The continual fine-tuning phase further leverages domain-sensitive prompting strategies, including "direct judgment" formats and curricula ordered by empirical difficulty (measured by the number of correct outputs per sample), to sharpen outcome-focused reasoning. Unlike standard chain-of-thought inputs, intermediate outputs may be dropped to focus exclusively on test-case verdicts.

3. Domain Adaptation and Error Pattern Sensitivity

FARE-Code’s specialized fine-tuning yields several domain-relevant enhancements absent in generic evaluators:

  • Programming Error Pattern Recognition: The evaluator develops sensitivity to code-specific error modes, including type mismatches, argument omissions, or syntax errors (e.g., malformed JSON in code tool calls).
  • Granularity in Test-Case Quality Judgment: Rather than binary “good/bad” classification, the model discriminates the diagnostic value of test-cases—such as whether a test actually distinguishes between correct and flawed code snippets.
  • Outcome-Focused Signal Extraction: By isolating training data explicitly on correctness outcomes (and not intermediate reasoning steps, unless appropriate), FARE-Code provides high-resolution assessment of test-case robustness.

A plausible implication is increased reliability when using automatic evaluators for both model selection and verification tasks in code generation pipelines.

4. Performance Benchmarks and Comparative Evaluation

On test-case quality tasks, FARE-Code outperforms the base gpt-oss-20B model by approximately 65%. Additional experiments on benchmarks such as CodingJudgeBench report improvements exceeding 11 absolute points over baseline evaluators, and further gains in comparison to models with much larger parameter counts (e.g., gpt-oss-120B). These metrics are strictly quantitative and reflect the model's enhanced ability to evaluate programming tasks; for example, FARE-Code is shown to distinguish subtle code flaws and robust test-case design more effectively than prior (even larger) generative evaluators.

5. Practical Utility in Code Generation Ecosystems

By specializing in test-case judgment, FARE-Code fulfills several critical roles:

  • Inference-Time Reranking: When used as a reranker on code generation benchmarks (such as on MATH or CodingJudgeBench), it approaches oracle-level selection of correct outputs.
  • Reinforcement Learning Integration: As a verifier within RL training loops, FARE-Code increases downstream model performance (as assessed by held-out test-case success) compared to string-matching verifiers.
  • Reduced Artifact Bias: Fine-tuning on direct judgment datasets reduces positional bias (the tendency to prefer first answers in pairwise ranking), which is crucial for robust evaluation and fairness.

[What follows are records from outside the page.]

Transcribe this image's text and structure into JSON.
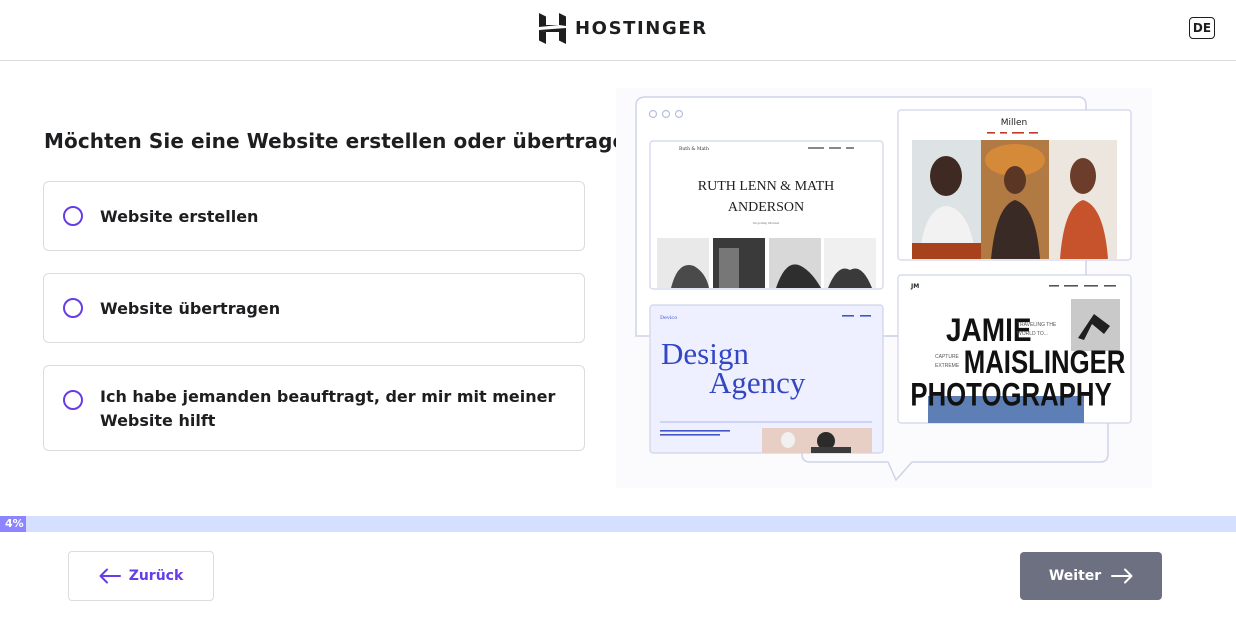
{
  "header": {
    "brand": "HOSTINGER",
    "language": "DE"
  },
  "question": "Möchten Sie eine Website erstellen oder übertragen?",
  "options": [
    {
      "label": "Website erstellen"
    },
    {
      "label": "Website übertragen"
    },
    {
      "label": "Ich habe jemanden beauftragt, der mir mit meiner Website hilft"
    }
  ],
  "illustration": {
    "card_ruth": {
      "nav_brand": "Ruth & Math",
      "title": "RUTH LENN & MATH ANDERSON",
      "subtitle": "Im getting Married"
    },
    "card_millen": {
      "title": "Millen"
    },
    "card_design": {
      "nav_brand": "Devico",
      "title_line1": "Design",
      "title_line2": "Agency"
    },
    "card_jamie": {
      "logo": "JM",
      "line1": "JAMIE",
      "line2": "MAISLINGER",
      "line3": "PHOTOGRAPHY",
      "tag1": "TRAVELING THE WORLD TO...",
      "tag2": "CAPTURE EXTREME"
    }
  },
  "progress": {
    "percent_label": "4%",
    "value": 0.04
  },
  "footer": {
    "back_label": "Zurück",
    "next_label": "Weiter"
  },
  "colors": {
    "accent": "#673de6",
    "progress_track": "#d5dfff",
    "progress_fill": "#8c85ff",
    "next_button": "#6d7081"
  }
}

6. Data Efficiency and Deployment Considerations

FARE-Code achieves domain-specialist improvement with only a modest code-specific data (≈15K samples). This data efficiency makes it practical for deployment in real-world programming pipelines, where annotating substantially larger datasets for every programming task may be infeasible. Its strong evaluator performance—from continual code-centric adaptation—is competitive even against much larger models trained on primarily natural language data, suggesting an effective blueprint for specialized automatic evaluator development.

7. Summary and Outlook

FARE-Code exemplifies the transformation of generalist multi-task evaluators into highly specialized automatic judges for code and test-case assessment. Through iterative rejection-sampling supervised fine-tuning, direct judgment prompting, and curriculum ordering, it learns to identify programming-specific flaws, evaluate test-case robustness at high resolution, and minimize common unwanted artifacts such as positional bias.

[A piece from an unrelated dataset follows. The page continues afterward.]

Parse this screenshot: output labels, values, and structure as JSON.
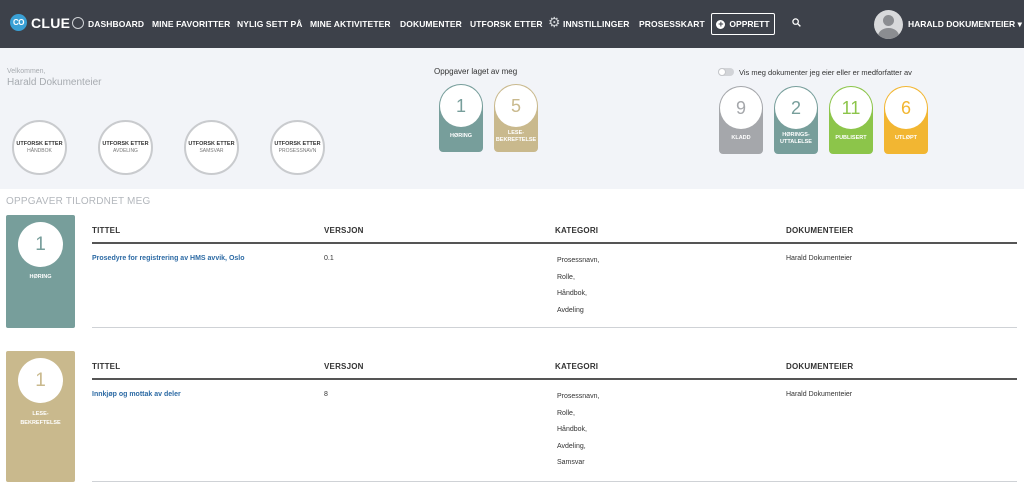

Its strong performance metrics—up to 65% improvement against baseline—demonstrate that targeted domain adaptation atop foundational evaluator architectures can yield robust, data-efficient, and reasoning-centric assessment systems for software engineering. Applications span code inference tasks, benchmark evaluation, and reinforcement learning pipelines, establishing FARE-Code as an authoritative evaluator for programming outputs in both research and practical deployment (Xu et al., 20 Oct 2025).